É preciso combater o gigantismo da máquina pública
*Samuel Hanan
Voltou à pauta, no Congresso Nacional, a
proposta de criação do estado do Tapajós, a partir da divisão do estado do
Pará, objeto de projeto de lei em discussão na Comissão de Constituição de Justiça
(CCJ) do Senado. A ideia não é nova – já foi rejeitada pela população paraense
em plebiscito realizado em 2011 – e remete a uma discussão maior: a questão do
gigantismo da máquina pública brasileira.
Segundo a proposta do senador
Siqueira Campos (DEM-TO), o novo estado do Tapajós ocuparia 43% do atual
território do Pará, cerca de 538 mil km², e teria 23 municípios, onde vivem
hoje cerca de 1,05 milhão de habitantes. O Produto Interno Bruto da região é de
R$ 18 bilhões, segundo dados de 2018.
Os defensores do projeto defendem
que a população da região do novo estado não é beneficiada pela pujança
econômica do Pará e precisa ser melhor atendida. É uma pretensão legítima, mas
pouco se fala do custo dessa medida. O estado do Tapajós teria 3 senadores, 8
deputados federais e 24 deputados estaduais. Isso significa a criação de uma
Assembleia Legislativa, com todas as despesas inerentes ao órgão. No Executivo,
haveria um governador, um vice-governador, cerca de 20 Secretarias de Estado –
com seus titulares, adjuntos, chefes de Gabinete e assessores. Demandaria,
ainda, a criação de Departamentos, Polícia Militar, Polícia Civil, estatais,
autarquias e tantos outros órgãos estaduais, além de Tribunal de Contas do
Estado, Ministério Público Estadual, Justiça Estadual e postos da Justiça
Federal.
É imensa a estrutura necessária
para a criação de um novo estado. Prédios, funcionalismo, veículos oficiais,
mobiliário, maquinário, equipamentos, redes lógicas, insumos, combustível,
consumo de água, energia elétrica, telefone e internet, eis uma nova máquina
pública para consumir os recursos advindos dos impostos pagos pela população.
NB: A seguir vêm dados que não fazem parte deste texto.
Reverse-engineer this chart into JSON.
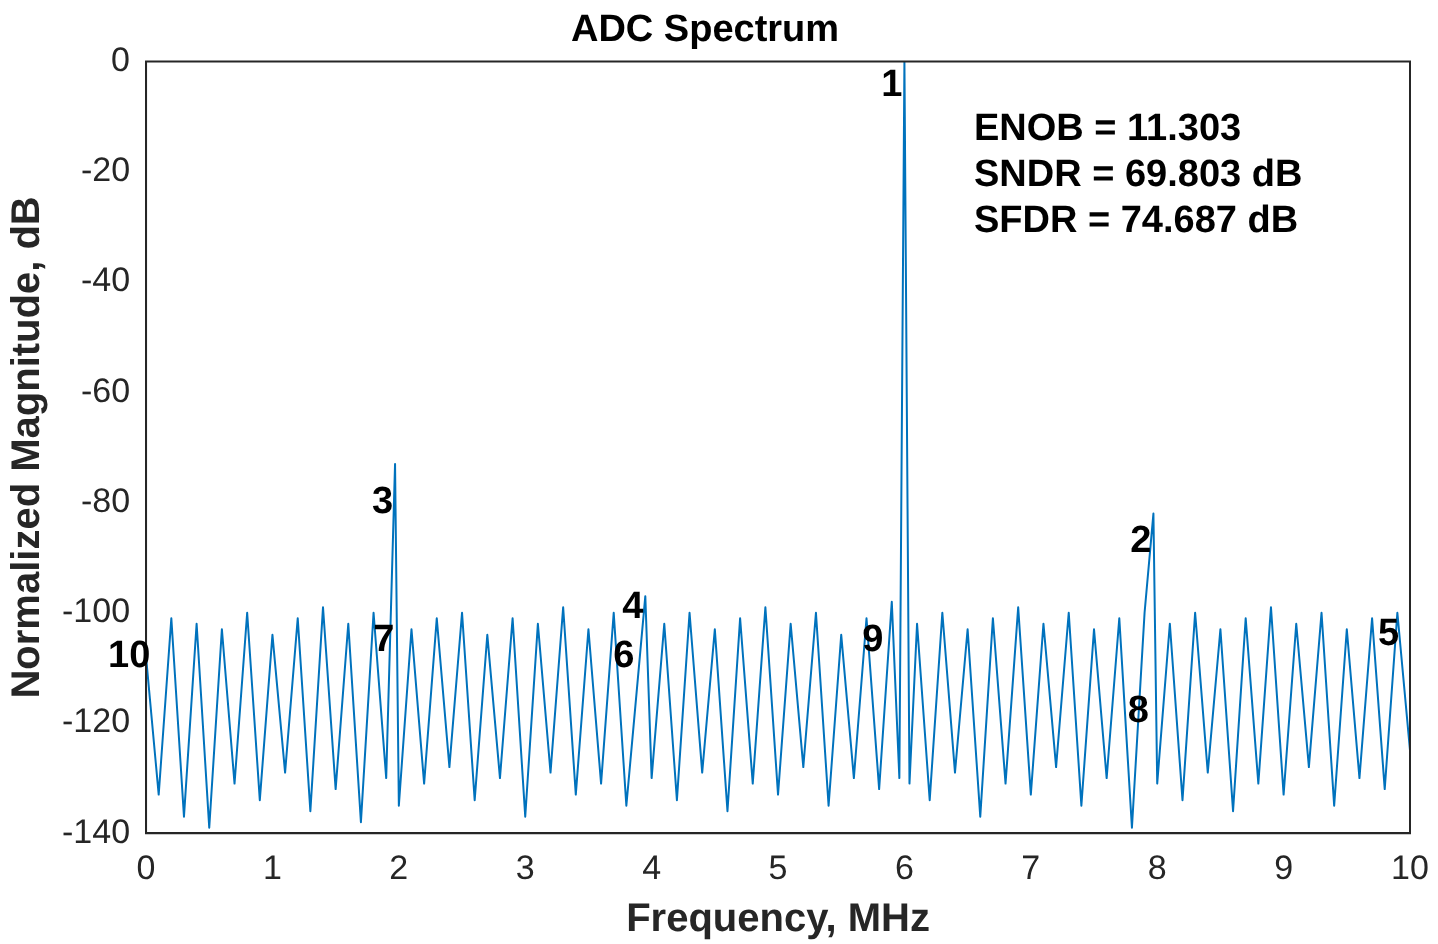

Matematicamente falando, em uma fração em que o numerador (as receitas
tributárias) permanece igual e o denominador é aumentado (mais estados e
maiores custos da máquina pública), temos como consequência inexorável menor
quociente (serviços à população).
Resultado que não interessa ao
brasileiro. Levar adiante a proposta de criação de mais um estado
significa darmos outro passo na direção errada. Basta tomarmos como exemplo a
farra da criação de municípios ocorrida após a promulgação da Constituição de
1988. Quando a Constituição Cidadã entrou em vigor, o Brasil tinha 4.128
municípios. No ano 2000, portanto apenas 12 anos depois, esse número passou
para 5.507 municípios. E hoje temos 5.570. Assistimos, inertes, à germinação de
máquinas públicas caras, quase sempre ineficientes, e sem capacidade de se
auto-sustentar. É simples: 66,7% dos municípios brasileiros têm população
inferior a 8.400 habitantes e, desses, a maioria é dependente de repasses do
governo federal (FPM: IR e IPI) e dos governos estaduais (ICMS e IPVA). Apenas
71 cidades são responsáveis por 50% do PIB o que significa, em leitura
inversa,que 5.499 cidades ficam com os 50% restantes.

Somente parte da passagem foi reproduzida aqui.